Another hockey mom, Taylor Tait in Canaan, Conn., ordered three bags for her sons — all goalies. She posted a YouTube video of herself raving about the Drylocker.
“They really changed my life,” she said of the bags. “No more hockey smell! How would you like that?”
The bags, available on the company’s website drylockerhockey.com, come with different features and sizes. A wheeled version sells on Costco.ca for $99. The filters last the season before they need to be replaced.
Unfortunately, the partners said, the bag’s made in China because they couldn’t find a Canadian firm that could come close to competing on cost.

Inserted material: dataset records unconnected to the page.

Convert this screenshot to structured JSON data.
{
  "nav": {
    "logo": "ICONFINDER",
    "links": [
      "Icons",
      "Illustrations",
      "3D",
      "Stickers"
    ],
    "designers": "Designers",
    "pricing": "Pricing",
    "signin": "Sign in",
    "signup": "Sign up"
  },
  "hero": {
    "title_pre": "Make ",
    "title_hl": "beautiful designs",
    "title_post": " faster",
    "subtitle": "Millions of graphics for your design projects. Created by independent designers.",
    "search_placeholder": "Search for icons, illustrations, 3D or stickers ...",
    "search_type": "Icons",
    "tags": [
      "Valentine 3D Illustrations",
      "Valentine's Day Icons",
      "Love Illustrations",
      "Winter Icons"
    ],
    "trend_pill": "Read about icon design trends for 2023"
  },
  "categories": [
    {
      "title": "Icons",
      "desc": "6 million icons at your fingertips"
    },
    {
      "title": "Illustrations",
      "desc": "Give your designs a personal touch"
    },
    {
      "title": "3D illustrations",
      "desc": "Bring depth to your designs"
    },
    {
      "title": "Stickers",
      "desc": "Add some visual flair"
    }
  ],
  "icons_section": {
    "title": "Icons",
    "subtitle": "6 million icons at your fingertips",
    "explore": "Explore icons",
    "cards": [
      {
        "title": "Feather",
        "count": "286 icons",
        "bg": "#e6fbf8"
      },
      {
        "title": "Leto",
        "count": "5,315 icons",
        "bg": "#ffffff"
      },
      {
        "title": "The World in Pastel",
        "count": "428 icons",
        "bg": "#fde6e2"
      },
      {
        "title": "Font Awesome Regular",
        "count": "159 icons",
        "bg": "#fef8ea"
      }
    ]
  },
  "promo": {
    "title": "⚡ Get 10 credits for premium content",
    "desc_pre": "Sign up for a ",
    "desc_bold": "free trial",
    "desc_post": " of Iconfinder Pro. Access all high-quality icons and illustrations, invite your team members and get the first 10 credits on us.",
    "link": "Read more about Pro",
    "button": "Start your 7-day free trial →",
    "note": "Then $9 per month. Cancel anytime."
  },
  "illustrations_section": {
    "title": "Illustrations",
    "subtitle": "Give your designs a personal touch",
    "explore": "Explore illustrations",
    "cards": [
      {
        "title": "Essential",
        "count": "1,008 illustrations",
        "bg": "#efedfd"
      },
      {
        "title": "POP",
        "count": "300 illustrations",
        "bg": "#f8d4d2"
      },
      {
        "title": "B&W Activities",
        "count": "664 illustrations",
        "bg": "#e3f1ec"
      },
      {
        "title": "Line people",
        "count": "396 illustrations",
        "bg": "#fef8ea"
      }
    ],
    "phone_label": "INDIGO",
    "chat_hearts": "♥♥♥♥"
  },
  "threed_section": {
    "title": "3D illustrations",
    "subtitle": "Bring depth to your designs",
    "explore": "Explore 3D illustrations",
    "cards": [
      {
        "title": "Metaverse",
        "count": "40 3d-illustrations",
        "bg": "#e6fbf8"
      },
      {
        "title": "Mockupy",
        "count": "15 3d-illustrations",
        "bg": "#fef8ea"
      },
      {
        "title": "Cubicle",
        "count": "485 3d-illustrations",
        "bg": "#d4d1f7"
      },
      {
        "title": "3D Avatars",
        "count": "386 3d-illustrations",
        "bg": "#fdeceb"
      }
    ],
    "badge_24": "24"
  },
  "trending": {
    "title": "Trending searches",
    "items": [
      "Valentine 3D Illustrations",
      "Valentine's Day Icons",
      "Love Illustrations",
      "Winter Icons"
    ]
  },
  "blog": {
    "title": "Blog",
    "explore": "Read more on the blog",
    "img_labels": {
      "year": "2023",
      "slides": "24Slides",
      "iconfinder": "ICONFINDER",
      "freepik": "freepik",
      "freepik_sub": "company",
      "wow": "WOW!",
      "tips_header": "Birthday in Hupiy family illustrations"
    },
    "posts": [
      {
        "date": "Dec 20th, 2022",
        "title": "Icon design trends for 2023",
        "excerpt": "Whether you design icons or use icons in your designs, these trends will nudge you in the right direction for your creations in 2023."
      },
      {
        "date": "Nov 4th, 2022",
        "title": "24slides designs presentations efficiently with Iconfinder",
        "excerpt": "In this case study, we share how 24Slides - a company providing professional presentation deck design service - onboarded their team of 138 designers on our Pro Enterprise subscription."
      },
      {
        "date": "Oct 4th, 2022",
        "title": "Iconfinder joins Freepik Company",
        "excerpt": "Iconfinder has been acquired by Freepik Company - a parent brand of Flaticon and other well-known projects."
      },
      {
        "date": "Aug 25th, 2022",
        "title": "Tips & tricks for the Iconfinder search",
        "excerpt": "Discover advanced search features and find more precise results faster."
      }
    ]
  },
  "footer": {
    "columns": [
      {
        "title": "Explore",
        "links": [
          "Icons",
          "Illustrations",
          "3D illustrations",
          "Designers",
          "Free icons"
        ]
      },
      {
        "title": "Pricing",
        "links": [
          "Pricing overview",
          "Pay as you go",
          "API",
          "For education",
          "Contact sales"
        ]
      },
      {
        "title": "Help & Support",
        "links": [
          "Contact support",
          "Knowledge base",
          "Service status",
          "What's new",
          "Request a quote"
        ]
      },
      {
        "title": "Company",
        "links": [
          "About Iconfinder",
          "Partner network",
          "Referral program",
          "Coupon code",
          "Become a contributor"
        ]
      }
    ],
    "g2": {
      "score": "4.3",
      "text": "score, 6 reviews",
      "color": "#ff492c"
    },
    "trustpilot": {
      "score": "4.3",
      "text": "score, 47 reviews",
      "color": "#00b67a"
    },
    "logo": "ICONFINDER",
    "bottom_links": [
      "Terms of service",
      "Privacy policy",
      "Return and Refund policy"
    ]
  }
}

“That is a great idea,” said hockey dad Mark Desjardins, when he was shown the bag in action Thursday at Forest Glade Arena, where his son Michael was playing for Massey. “One of the biggest problems (in hockey) is the equipment drying out in the basement. The smell is horrible, it wrecks your basement.”
The partners ordered a first run of 500 a few months ago, and have been encouraged by the response. Many have gone to Costco and a Toronto-based firm that cleans hockey gear, promoting the bags as a great way to keep gear in good shape between cleanings. A few sports stores in Alberta and B.C. are also selling them.
“We’re just starting to get them out,” said Robinet.
All the money made from the first bags will go back for the next order.
“Hopefully, we’ve got a winner on our hands,” said Robinet, “because it’s been a lot of money and a lot of work.”